If the community consensus is 'it's fine because it hasn't happened to me', then it’s clear that DA is no longer evolving for enterprise-grade reliability. I'll stick to my hybrid SQLite protection for now, as I prefer my data integrity to be managed by code, not by hope.

Since the consensus here seems to be that architectural flaws are acceptable as long as they haven't affected everyone yet, I will no longer seek technical insight in this thread. I will rely on my own hybrid SQLite protection and contact official support directly for actual technical issues. I prefer my data integrity to be managed by code and databases, not by hope. .... And for sure, I will never come back here again. There is no need to reply because I won't be reading it. I know you only feel the need to answer so that other users reading this see a 'curated' image, but as far as I'm concerned, I'm done with this forum.
 
contact official support directly for actual technical issues

That's good you follow this way. That's the best thing you might do I guess.

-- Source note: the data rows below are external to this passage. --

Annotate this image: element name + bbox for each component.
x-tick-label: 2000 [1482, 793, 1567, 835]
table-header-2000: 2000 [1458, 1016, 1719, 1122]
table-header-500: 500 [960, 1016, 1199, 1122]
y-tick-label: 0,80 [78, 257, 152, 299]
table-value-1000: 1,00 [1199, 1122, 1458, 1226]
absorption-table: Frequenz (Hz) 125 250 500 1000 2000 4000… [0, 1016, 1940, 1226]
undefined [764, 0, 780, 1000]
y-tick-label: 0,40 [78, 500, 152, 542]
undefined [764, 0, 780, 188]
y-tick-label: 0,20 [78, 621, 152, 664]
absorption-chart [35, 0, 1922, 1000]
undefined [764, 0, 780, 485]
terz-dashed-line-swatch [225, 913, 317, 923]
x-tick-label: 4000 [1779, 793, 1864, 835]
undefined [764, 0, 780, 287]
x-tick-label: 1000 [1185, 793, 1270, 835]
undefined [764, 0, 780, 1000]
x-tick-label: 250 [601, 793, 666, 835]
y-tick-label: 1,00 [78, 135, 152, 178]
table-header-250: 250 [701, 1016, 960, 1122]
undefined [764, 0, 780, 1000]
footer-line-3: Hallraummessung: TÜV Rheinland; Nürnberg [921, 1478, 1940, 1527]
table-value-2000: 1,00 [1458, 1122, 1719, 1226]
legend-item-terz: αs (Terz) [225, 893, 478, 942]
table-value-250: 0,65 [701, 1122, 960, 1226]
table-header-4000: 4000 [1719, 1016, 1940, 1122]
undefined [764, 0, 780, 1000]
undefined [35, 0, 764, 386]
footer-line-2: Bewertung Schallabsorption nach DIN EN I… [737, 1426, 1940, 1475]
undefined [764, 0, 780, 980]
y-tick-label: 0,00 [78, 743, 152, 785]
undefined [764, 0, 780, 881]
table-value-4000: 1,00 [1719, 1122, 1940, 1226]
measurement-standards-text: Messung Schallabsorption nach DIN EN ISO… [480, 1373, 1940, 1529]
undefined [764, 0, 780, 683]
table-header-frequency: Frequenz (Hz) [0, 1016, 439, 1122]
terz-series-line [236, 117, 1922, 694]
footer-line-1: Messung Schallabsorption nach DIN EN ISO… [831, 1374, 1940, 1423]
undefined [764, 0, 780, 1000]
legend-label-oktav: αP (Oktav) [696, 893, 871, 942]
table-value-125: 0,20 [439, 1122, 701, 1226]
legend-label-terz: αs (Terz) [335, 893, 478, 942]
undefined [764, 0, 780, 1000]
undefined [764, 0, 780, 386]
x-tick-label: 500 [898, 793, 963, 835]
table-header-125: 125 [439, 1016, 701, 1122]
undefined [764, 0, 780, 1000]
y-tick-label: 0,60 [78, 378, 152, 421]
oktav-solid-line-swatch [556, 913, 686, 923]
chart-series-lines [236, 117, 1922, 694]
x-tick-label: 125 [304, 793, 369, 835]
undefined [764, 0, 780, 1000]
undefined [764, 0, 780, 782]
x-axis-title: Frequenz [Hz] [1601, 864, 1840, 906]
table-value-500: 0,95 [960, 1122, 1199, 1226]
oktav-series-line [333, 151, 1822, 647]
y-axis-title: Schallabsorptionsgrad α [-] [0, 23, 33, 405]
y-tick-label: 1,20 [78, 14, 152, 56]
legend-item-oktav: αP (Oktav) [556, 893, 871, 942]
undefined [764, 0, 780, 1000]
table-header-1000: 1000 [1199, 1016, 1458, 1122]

Meanwhile DirectAdmin is using SQLite already for some operations. You can check it with:

Bash:
[root@poralix admin]# sqlite3 /usr/local/directadmin/data/admin/system.db
SQLite version 3.46.1 2024-08-13 09:16:08
Enter ".help" for usage hints.
sqlite> .tables
db_temp_user           global_values          taskq_schedule_log
directadmin_migration  license_history
sqlite>

[root@poralix admin]#

The only changelog related to the matter found here: https://docs.directadmin.com/changelog/version-1.660.html#prevent-sqlite-errors-on-very-busy-servers (it is Version 1.660)

p.s. I understand your concern, but you still use text based OS like Redhat/Ubuntu/Debian/AlmaLinux/etc I believe
 
Well, txt files are somewhat the linux way to do things. Losing 'users' isn't. I have never had any issues related to this, but if it is possible, it should be addressed and fixed. Easy enough.
But in general, all things can break for many reasons. That's why we have backups or snapshots, to prevent deletions from becoming catastrophic.